Getting gamix to build required installing a few development libraries – glib-devel, alsa-lib-devel, and gtk+-devel. Once i built and installed it, gamix showed a switch that the gnome mixer didn’t: “mic”/”front mic” in the capture section. Switching this to “front mic” made the built-in mic work. The sound isn’t very good though, so unless you really need it, it’s not worth the bother!
The other problem i had was with some of the software. In particular, Thunderbird’s account settings window and Nautilus’s configuration window are too tall for the 600 pixel screen. This is really annoying, as it means you can’t get at important parts of the configuration. Both of these bugs have been reported on their respective bugzillas.
The workaround i used was to use the System–>Preferences–>Display dialog to rotate the screen left – and then turn the netbook on its side. That way, you can get at everything on the config window. It’s a bit awkward, but it works!
Some of the function keys work with Fedora and some don’t. Using the ‘Keyboard Shortcuts’ dialog i set Fn-ESC (which has a moon on it) to suspend, and Fn-F12 (which is “scroll lock”) to “lock keyboard”. I wanted to use Fn-F10 for this, as it’s got a picture of a screen with an “X” in the middle of it, but that doesn’t seem to generate a key code.
The volume keys work, but the brightness keys don’t – which is a bit of a problem, as when the N140 is being used on battery power the brightness drops to a very low level and there’s nothing you can do about it. This obviously helps with battery life, but it would be nice to have the choice.
A workaround for this seems to be to suspend it with the power connected, then disconnect the power and then wake it up. When you do that, it comes back on with full screen brightness, even though it’s running on batteries.
Overall, i’m very happy with the N140 so far. It’s mostly very well designed and a pleasure to use. Its one really weak point, however, is the keyboard layout – it’s not centered. That might not matter much if you type with two fingers, but if you touch type it’s a big problem.

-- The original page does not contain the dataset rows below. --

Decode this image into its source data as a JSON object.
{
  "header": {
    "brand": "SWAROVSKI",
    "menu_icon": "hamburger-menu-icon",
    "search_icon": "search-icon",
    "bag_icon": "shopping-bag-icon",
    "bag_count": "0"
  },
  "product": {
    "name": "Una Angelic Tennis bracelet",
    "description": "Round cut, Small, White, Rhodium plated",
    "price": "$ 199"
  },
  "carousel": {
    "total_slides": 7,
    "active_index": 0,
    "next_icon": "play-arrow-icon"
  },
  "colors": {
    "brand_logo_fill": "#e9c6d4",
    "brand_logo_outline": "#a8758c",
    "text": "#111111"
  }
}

Surely it would have been simple to move one key from the right of each row over to the left hand side. That would leave the centre point of the letter and number keys – the gap between the ‘g’ and the ‘h’ – in the middle. As it is, it’s too far to the left and if you touch type your left palm is sitting on the corner of the palm rest, which isn’t very good ergonomically. A single key width to the right and it would be perfect.
I considered pulling the keys off and moving them over, and then modifying the key mapping. But keymapping is an awkward business in Linux and it may well be more trouble than it’s worth. It’s also complicated by the fact that i may want to dual boot Windows – i don’t even know if it’s possible to remap the keys in XP.